THE RAGPICKER, who had been listening outside, stepped away quickly and headed back up the stairs to the council chambers. The guard hadn’t noticed him; the ragpicker had used magic to make certain of that. He had suspected that it would be wise to listen in on Pogue Kray and his wife when he had heard the latter announce to Skeal Eile his plan to visit her. The council leader wasn’t a strong man when it came to his wife. Even as subverted as he was by the ragpicker’s magic and as convinced by Skeal Eile’s insistence on his wife’s infidelity, he was influenced more by his love for her than by anything else. The ragpicker had known that at some point his hold over the big man would weaken and his plans would have to change.
As he departed the building and went out into the midday sunlight, he was already considering his choices in the matter.
First, he could kill the woman. He could make it look like suicide, and once she was dead she wouldn’t be able to dispute anything. On the other hand, it would likely mean the end of any hold he had over Pogue Kray and a possible collapse of his larger plan for the village and ultimately the boy who carried the black staff.
Second, he could let the woman have her chance to dispute the charges and rely upon his own “witnesses”—compelled to say what he wanted them to say—to convince the council she was lying. That was a big gamble. The woman was strong-willed and well respected in the community, and there were already those who were questioning the decision to lock her away.

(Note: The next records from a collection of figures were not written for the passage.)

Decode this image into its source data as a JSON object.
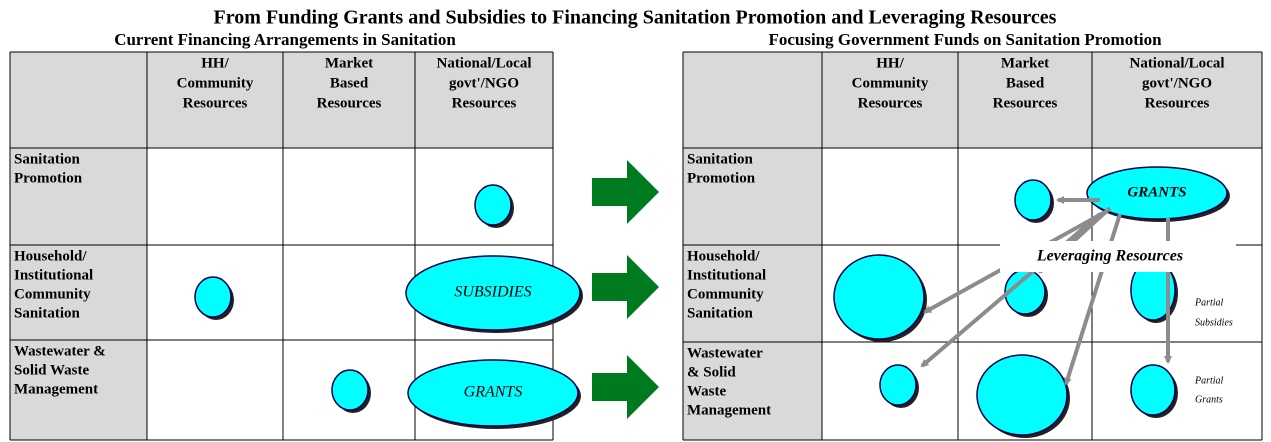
{
  "title": "From Funding Grants and Subsidies to Financing Sanitation Promotion and Leveraging Resources",
  "left": {
    "subtitle": "Current Financing Arrangements in Sanitation",
    "columns": [
      [
        "HH/",
        "Community",
        "Resources"
      ],
      [
        "Market",
        "Based",
        "Resources"
      ],
      [
        "National/Local",
        "govt'/NGO",
        "Resources"
      ]
    ],
    "rows": [
      [
        "Sanitation",
        "Promotion"
      ],
      [
        "Household/",
        "Institutional",
        "Community",
        "Sanitation"
      ],
      [
        "Wastewater &",
        "Solid Waste",
        "Management"
      ]
    ],
    "ovals": [
      "SUBSIDIES",
      "GRANTS"
    ]
  },
  "right": {
    "subtitle": "Focusing Government Funds on Sanitation Promotion",
    "columns": [
      [
        "HH/",
        "Community",
        "Resources"
      ],
      [
        "Market",
        "Based",
        "Resources"
      ],
      [
        "National/Local",
        "govt'/NGO",
        "Resources"
      ]
    ],
    "rows": [
      [
        "Sanitation",
        "Promotion"
      ],
      [
        "Household/",
        "Institutional",
        "Community",
        "Sanitation"
      ],
      [
        "Wastewater",
        "& Solid",
        "Waste",
        "Management"
      ]
    ],
    "grants": "GRANTS",
    "leveraging": "Leveraging Resources",
    "notes": [
      [
        "Partial",
        "Subsidies"
      ],
      [
        "Partial",
        "Grants"
      ]
    ]
  }
}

Third, he could put his larger plan into action right away and remove all possibility of disruption.
Deciding which choice to select was surprisingly easy. The ragpicker already knew which one it would be.

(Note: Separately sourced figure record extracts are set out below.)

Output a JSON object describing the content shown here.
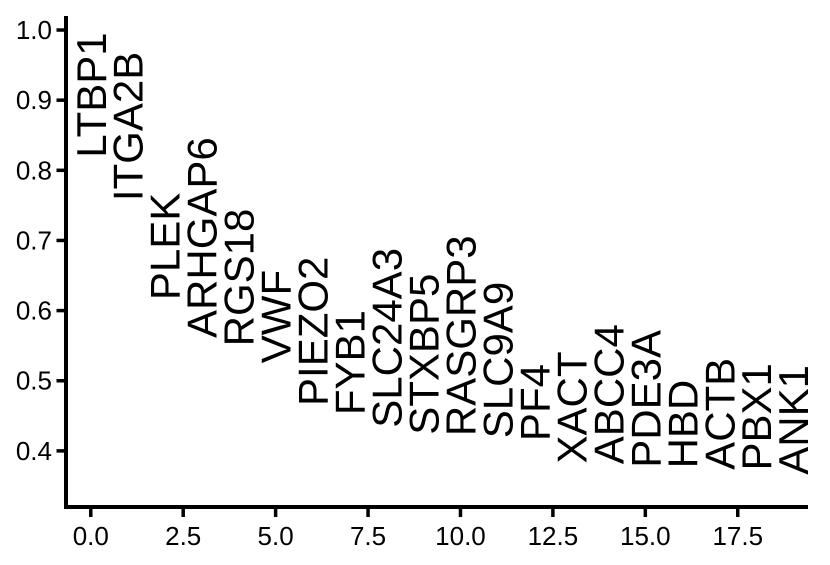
{
  "chart_data": {
    "type": "scatter",
    "title": "",
    "subtitle": "",
    "xlabel": "",
    "ylabel": "",
    "marker": "rotated-text-label",
    "label_rotation_deg": 90,
    "label_anchor": "text-bottom-at-data-point",
    "grid": false,
    "legend_position": "none",
    "xlim": [
      -0.67,
      19.4
    ],
    "ylim": [
      0.32,
      1.02
    ],
    "x_ticks": [
      0,
      2.5,
      5,
      7.5,
      10,
      12.5,
      15,
      17.5
    ],
    "x_tick_labels": [
      "0.0",
      "2.5",
      "5.0",
      "7.5",
      "10.0",
      "12.5",
      "15.0",
      "17.5"
    ],
    "y_ticks": [
      0.4,
      0.5,
      0.6,
      0.7,
      0.8,
      0.9,
      1.0
    ],
    "y_tick_labels": [
      "0.4",
      "0.5",
      "0.6",
      "0.7",
      "0.8",
      "0.9",
      "1.0"
    ],
    "points": [
      {
        "label": "LTBP1",
        "x": 0,
        "y": 0.818
      },
      {
        "label": "ITGA2B",
        "x": 1,
        "y": 0.756
      },
      {
        "label": "PLEK",
        "x": 2,
        "y": 0.615
      },
      {
        "label": "ARHGAP6",
        "x": 3,
        "y": 0.561
      },
      {
        "label": "RGS18",
        "x": 4,
        "y": 0.549
      },
      {
        "label": "VWF",
        "x": 5,
        "y": 0.525
      },
      {
        "label": "PIEZO2",
        "x": 6,
        "y": 0.464
      },
      {
        "label": "FYB1",
        "x": 7,
        "y": 0.451
      },
      {
        "label": "SLC24A3",
        "x": 8,
        "y": 0.433
      },
      {
        "label": "STXBP5",
        "x": 9,
        "y": 0.423
      },
      {
        "label": "RASGRP3",
        "x": 10,
        "y": 0.421
      },
      {
        "label": "SLC9A9",
        "x": 11,
        "y": 0.418
      },
      {
        "label": "PF4",
        "x": 12,
        "y": 0.414
      },
      {
        "label": "XACT",
        "x": 13,
        "y": 0.382
      },
      {
        "label": "ABCC4",
        "x": 14,
        "y": 0.381
      },
      {
        "label": "PDE3A",
        "x": 15,
        "y": 0.376
      },
      {
        "label": "HBD",
        "x": 16,
        "y": 0.375
      },
      {
        "label": "ACTB",
        "x": 17,
        "y": 0.373
      },
      {
        "label": "PBX1",
        "x": 18,
        "y": 0.372
      },
      {
        "label": "ANK1",
        "x": 19,
        "y": 0.366
      }
    ],
    "colors": {
      "text": "#000000",
      "axis": "#000000",
      "background": "#ffffff"
    }
  }
}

He walked on through the village to the home of Skeal Eile and without bothering to knock walked through the door. The Seraphic would be home. He had given him instructions to stay there until he returned from spying on Pogue Kray. These days, enmeshed as he was in the machinations of the demon and convinced that his participation would eventually yield results favorable to his own ambitions, Skeal Eile always did what he was told.
The Seraphic came down the stairs from his second-floor lodgings and looked past the ragpicker quickly, checking to see if someone had followed him. The ragpicker smiled.
Skeal Eile was still worried about appearances when appearances were the last thing he should be thinking about.